If $z\in E$ is light-like, then
$$
g(x,y)\colon=\la x,y\ra+\la x,z\ra\la y,z\ra
$$
is again a Lorentz metric on $E$.
Suppose there is some $y\in E\sm\{0\}$, such that for all $x\in E$:
$$
0=g(y,x)=\la y,x\ra+\la x,z\ra\la y,z\ra~.
$$
Put $x=z$, then: $\la y,z\ra=0$ and for $x=y$ we get: $0=\la y,y\ra+\la y,z\ra^2$. It follows that $y$ is light-like and orthogonal to $z$; by exam $y=\l z$. Since $g(x,z)=\la x,z\ra$, $g$ is non-degenerated.
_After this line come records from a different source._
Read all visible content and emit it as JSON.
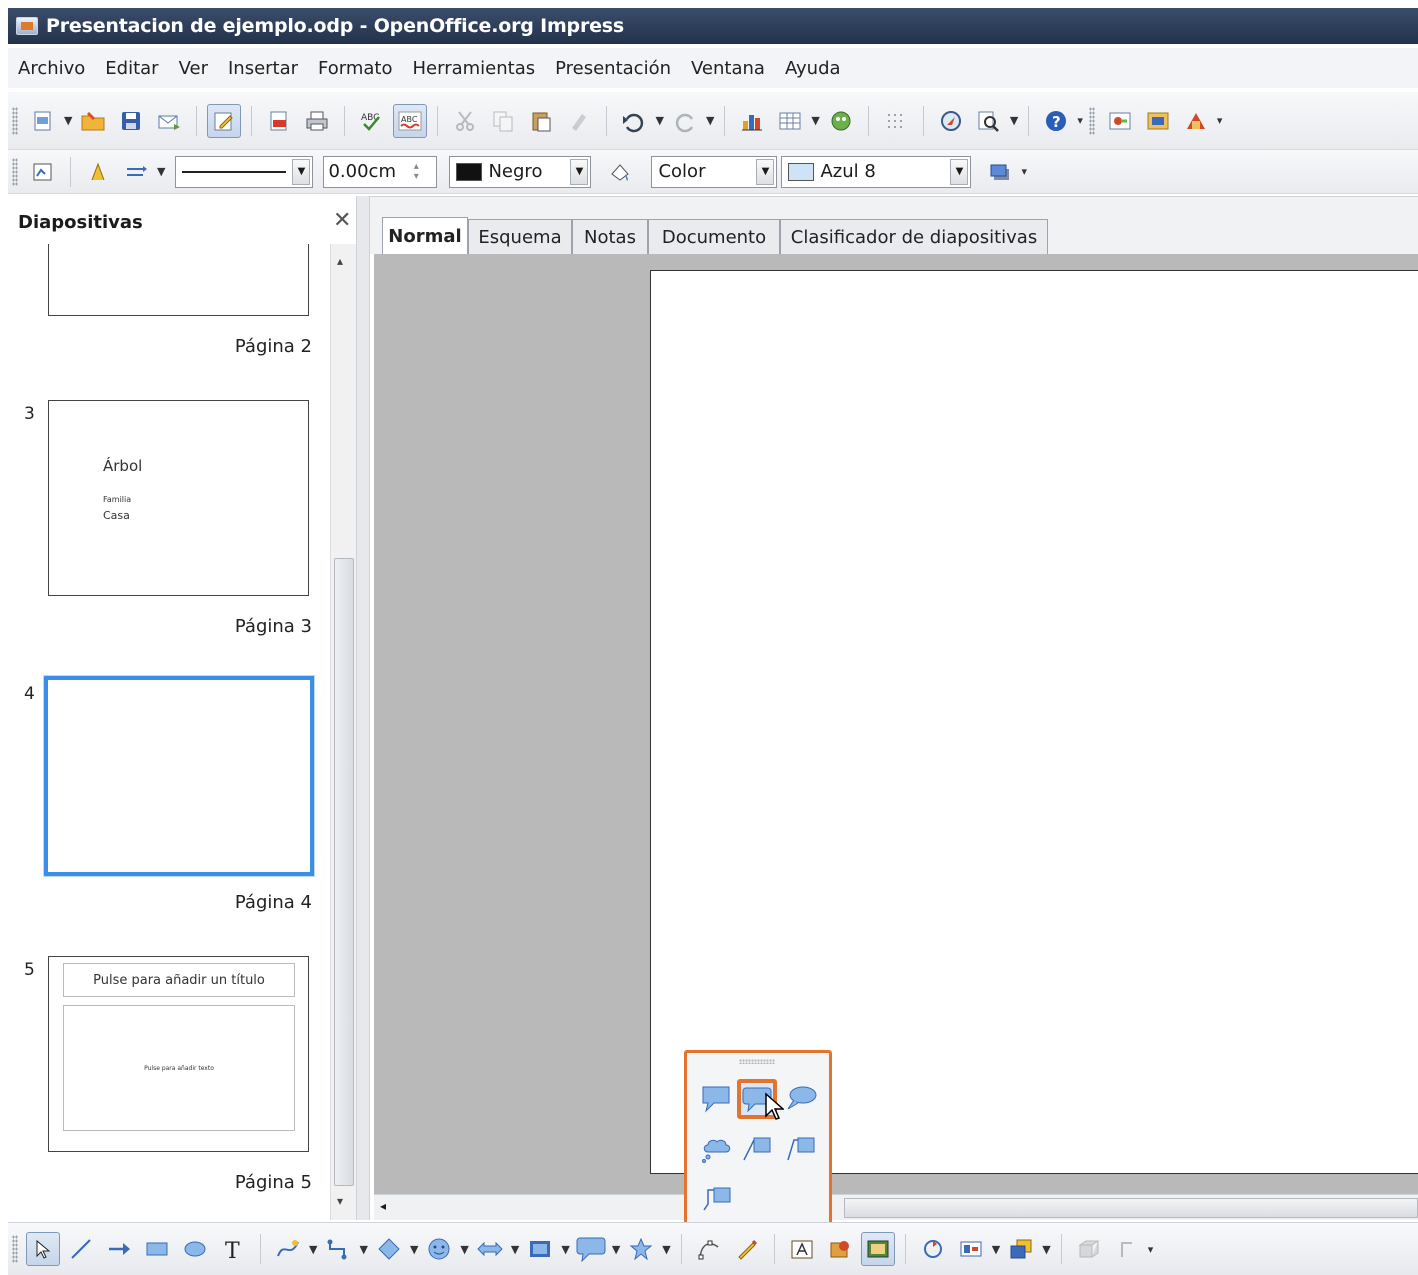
{
  "window": {
    "title": "Presentacion de ejemplo.odp - OpenOffice.org Impress"
  },
  "menu": [
    "Archivo",
    "Editar",
    "Ver",
    "Insertar",
    "Formato",
    "Herramientas",
    "Presentación",
    "Ventana",
    "Ayuda"
  ],
  "line_toolbar": {
    "line_width": "0.00cm",
    "line_color": "Negro",
    "line_color_hex": "#111111",
    "area_style": "Color",
    "area_fill": "Azul 8",
    "area_fill_hex": "#cfe3f7"
  },
  "slide_pane": {
    "title": "Diapositivas",
    "slides": [
      {
        "number": "",
        "label": "Página 2"
      },
      {
        "number": "3",
        "label": "Página 3",
        "content": [
          "Árbol",
          "Familia",
          "Casa"
        ]
      },
      {
        "number": "4",
        "label": "Página 4"
      },
      {
        "number": "5",
        "label": "Página 5",
        "title_placeholder": "Pulse para añadir un título",
        "text_placeholder": "Pulse para añadir texto"
      }
    ]
  },
  "view_tabs": [
    "Normal",
    "Esquema",
    "Notas",
    "Documento",
    "Clasificador de diapositivas"
  ],
  "colors": {
    "highlight": "#e2742f",
    "selection": "#3a8ee6"
  }
}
Next we prove that $g$ has index $1$: For $\la u,u\ra=1$, $\la v,v\ra=-1$, $v\perp u$ and $z=u+v$ we put $y=sv+tu$ an conclude that
$$
g(y,y)
=\la y,y\ra+\la y,z\ra^2
=-s^2+t^2+(-s+t)^2
=2t^2-2ts~.
$$
$g$ is a quadratic form on $\lhull{v,u}$ with eigen values $1\pm\sqrt2$, i.e. $g$ is a Lorentz metric on $\lhull{v,u}$. Finally, on $\lhull{v,u}^\perp$ $g$ coincides with $\la.,.\ra$ and since the latter is euclidean on $\lhull{v,u}^\perp$, $g$ must have index $1$.